Die Themen und Fragestellungen vieler Workshops sprechen für sich, wie wichtig heute Kommunikation für die US-Farmer ist – online und im echten Leben:

  • Wie verhalte ich mich auf Facebook & Twitter im Falle eines Störfalls im Betrieb, wie bei der Diskussionen um heiße Themen, wie vor einer Kamera und bei Interviews?
  • Wie finde ich gemeinsame Werte, um im Gespräch mit Verbrauchern eine gemeinsame Basis zu finden?
  • Wie funktioniert gutes Storytelling? Wie mache ich gute Fotos? Wie erstelle ich interessante oder witzige Videos?
  • Wie organisiere ich einen „Farm-to-Table Event“ mit Multiplikatoren, „Influencern“? Dabei verabreden sich Farmer z.B. mit Food-Bloggern, Ernährungsberatern oder Journalisten zum Essen auf ihrer Farm.
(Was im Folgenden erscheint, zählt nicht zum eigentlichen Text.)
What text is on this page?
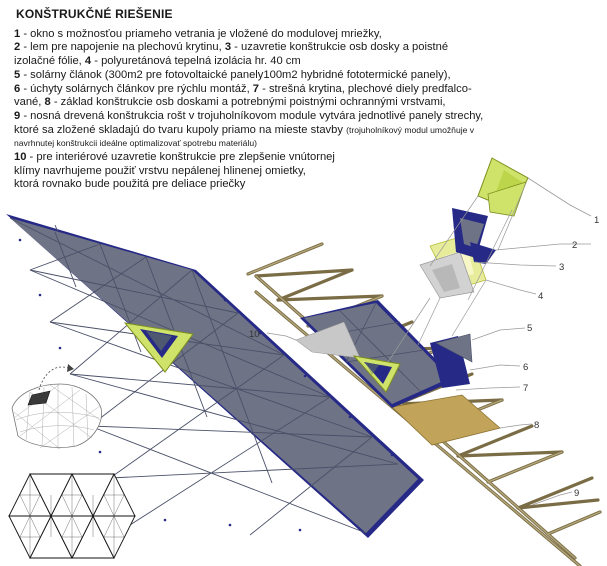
KONŠTRUKČNÉ RIEŠENIE
1 - okno s možnosťou priameho vetrania je vložené do modulovej mriežky,
2 - lem pre napojenie na plechovú krytinu, 3 - uzavretie konštrukcie osb dosky a poistné
izolačné fólie, 4 - polyuretánová tepelná izolácia hr. 40 cm
5 - solárny článok (300m2 pre fotovoltaické panely100m2 hybridné fototermické panely),
6 - úchyty solárnych článkov pre rýchlu montáž, 7 - strešná krytina, plechové diely predfalco-
vané, 8 - základ konštrukcie osb doskami a potrebnými poistnými ochrannými vrstvami,
9 - nosná drevená konštrukcia rošt v trojuholníkovom module vytvára jednotlivé panely strechy,
ktoré sa zložené skladajú do tvaru kupoly priamo na mieste stavby (trojuholníkový modul umožňuje v
navrhnutej konštrukcii ideálne optimalizovať spotrebu materiálu)
10 - pre interiérové uzavretie konštrukcie pre zlepšenie vnútornej
klímy navrhujeme použiť vrstvu nepálenej hlinenej omietky,
ktorá rovnako bude použitá pre deliace priečky
1
2
3
4
5
6
7
8
9
10
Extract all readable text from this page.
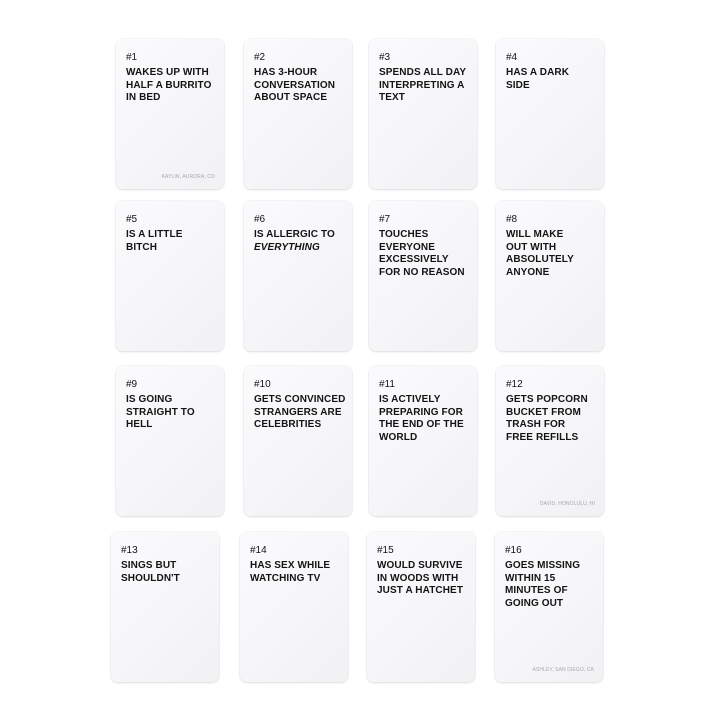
#1
WAKES UP WITH HALF A BURRITO IN BED
KAYLIN, AURORA, CO
#2
HAS 3-HOUR CONVERSATION ABOUT SPACE
#3
SPENDS ALL DAY INTERPRETING A TEXT
#4
HAS A DARK SIDE
#5
IS A LITTLE BITCH
#6
IS ALLERGIC TO
EVERYTHING
#7
TOUCHES EVERYONE EXCESSIVELY FOR NO REASON
#8
WILL MAKE OUT WITH ABSOLUTELY ANYONE
#9
IS GOING STRAIGHT TO HELL
#10
GETS CONVINCED STRANGERS ARE CELEBRITIES
#11
IS ACTIVELY PREPARING FOR THE END OF THE WORLD
#12
GETS POPCORN BUCKET FROM TRASH FOR FREE REFILLS
DAVID, HONOLULU, HI
#13
SINGS BUT SHOULDN'T
#14
HAS SEX WHILE WATCHING TV
#15
WOULD SURVIVE IN WOODS WITH JUST A HATCHET
#16
GOES MISSING WITHIN 15 MINUTES OF GOING OUT
ASHLEY, SAN DIEGO, CA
Ein Mashup einiger Workshops und Diskussionen gibt es hier im Video:

Vorbild Amerika
Wie in vielen Dingen sind die Farmer jenseits des Atlantiks den deutschen Landwirten in der betrieblichen Kommunikation im Internet voraus. Zwar scheinen die US-Farmer noch nicht so stark unter dem Druck von Kampagnen der Nichtregierungsorganisationen zu stehen – sie spüren aber auch die kommunikative Kluft zwischen Stadt und Land, besonders über die Kommentare auf ihren Blogs und Facebook-Seiten. Und sie gehen das Thema Online-Kommunikation sehr systematisch und professionell an. Denn dieser Erfahrungsaustausch auf einer Fachtagung wie der AgChat Conference trägt seine Früchte: Mehr Vernetzung der Agrarblogger untereinander, verbesserte Kommunikation auf Sozialen Medien, mehr Zusammenhalt in der Branche.

Fazit
Auch in den USA stellen sich für die Agrarbranche Fragen, wie man der Entfremdung von Stadt und Land entgegen wirken kann. Sind die kritischen Diskussionen Einzelner schon ein Anzeichen eines gesellschaftlichen Wertewandels? Wie kann man diesen im Internet positiv begleiten oder beeinflussen? Eine Branchenkommunikation, die durch viele authentische Akteure im Internet unterstützt wird, sollte auch die laufenden Veränderungen in der Landwirtschaft der Stadt nahebringen. Der technische Fortschritt kann immer wieder neue Geschichten erzählen, aber auch Rituale in der Bioproduktion sind manche Story wert.
Die Meinungsbildung vieler Menschen verlagert sich immer mehr ins Internet – und wer dort nicht präsent ist und eine passende Kommunikationsstrategie hat, der hat das Nachsehen. Im Dialog heißt das Erfolgsrezept: erst richtig zuhören, nachfragen und mit Empathie antworten. Das schafft Vertrauen.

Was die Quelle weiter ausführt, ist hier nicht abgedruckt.